Lemma: If A and B are disjoint convex sets in a linear space X, then there are complementary convex sets C containing A and D containing B.
I am genuinely confused by this proof given in the book Geometric Functional Analysis by R.B. Holmes. I'm struggling to understand how [u, v] would intersect co({p,q,z}) here. If the notation isn't clear, co denotes convex hull.
The case when $X$ is two-dimensional is almost fully demonstrated by a picture:
(The point $R$ and line connecting to $Y$ was for an argument I was planning on making, but have abandoned. But I don't want to upload a different picture just to remove them.)

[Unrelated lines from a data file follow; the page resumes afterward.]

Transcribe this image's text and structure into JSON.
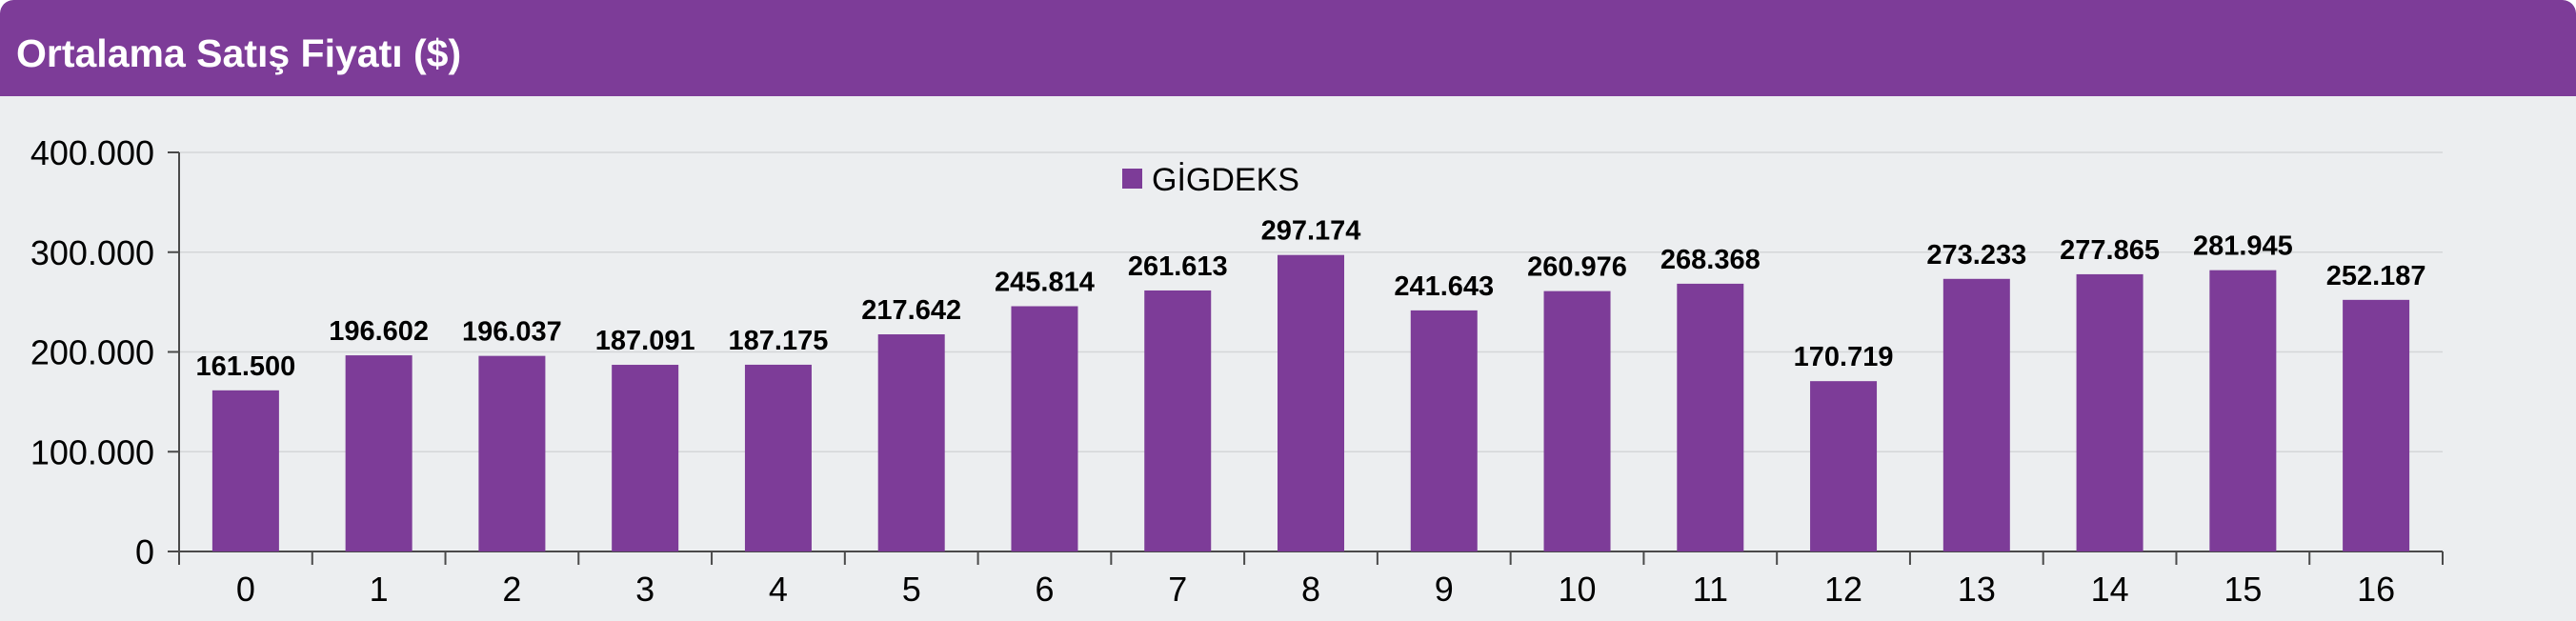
{
  "header": {
    "title": "Ortalama Satış Fiyatı ($)"
  },
  "colors": {
    "accent": "#7d3c98",
    "bar": "#7d3c98",
    "background": "#eceef0",
    "grid": "#d4d6d8",
    "axis": "#4a4a4a",
    "text": "#000000"
  },
  "chart_data": {
    "type": "bar",
    "title": "",
    "xlabel": "",
    "ylabel": "",
    "categories": [
      "0",
      "1",
      "2",
      "3",
      "4",
      "5",
      "6",
      "7",
      "8",
      "9",
      "10",
      "11",
      "12",
      "13",
      "14",
      "15",
      "16"
    ],
    "series": [
      {
        "name": "GİGDEKS",
        "values": [
          161500,
          196602,
          196037,
          187091,
          187175,
          217642,
          245814,
          261613,
          297174,
          241643,
          260976,
          268368,
          170719,
          273233,
          277865,
          281945,
          252187
        ],
        "value_labels": [
          "161.500",
          "196.602",
          "196.037",
          "187.091",
          "187.175",
          "217.642",
          "245.814",
          "261.613",
          "297.174",
          "241.643",
          "260.976",
          "268.368",
          "170.719",
          "273.233",
          "277.865",
          "281.945",
          "252.187"
        ]
      }
    ],
    "yticks": [
      0,
      100000,
      200000,
      300000,
      400000
    ],
    "ytick_labels": [
      "0",
      "100.000",
      "200.000",
      "300.000",
      "400.000"
    ],
    "ylim": [
      0,
      400000
    ],
    "grid": true,
    "legend": "top-center"
  }
}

However, you also have to examine what happens when $p$ and $q$ are on opposite sides of the line through $x$ and $z$. I'll leave that to you.
When $X$ has more than two dimensions, all $7$ of the points must still lie in the same $3$-dimensional space. But even when $\overline{px}$ and $\overline {qz}$ are skew with each other, $\triangle pyq$ interposes itself between $u$ and $v$.
Think of the whole shape as being made of sheetmetal. Consider $(p,q)$ to be vertical. If $x$ is not in the plane of $p, q, y$, then there is a bend along $(p,y)$. But since $(x,z)$ is straight, there has to be an identical bend along $(q,y)$ in the opposite direction. $(p,x)$ and $(q,z)$ lie on opposite sides of the plane through $p, q, y$ and also on opposite sides of the horizontal plane through $y$. Because of this, any segment connecting a point of $(p,x)$ to a point of $(q,z)$ must pass through the solid triangle $\triangle pyq$. $u$ and $v$ are such points.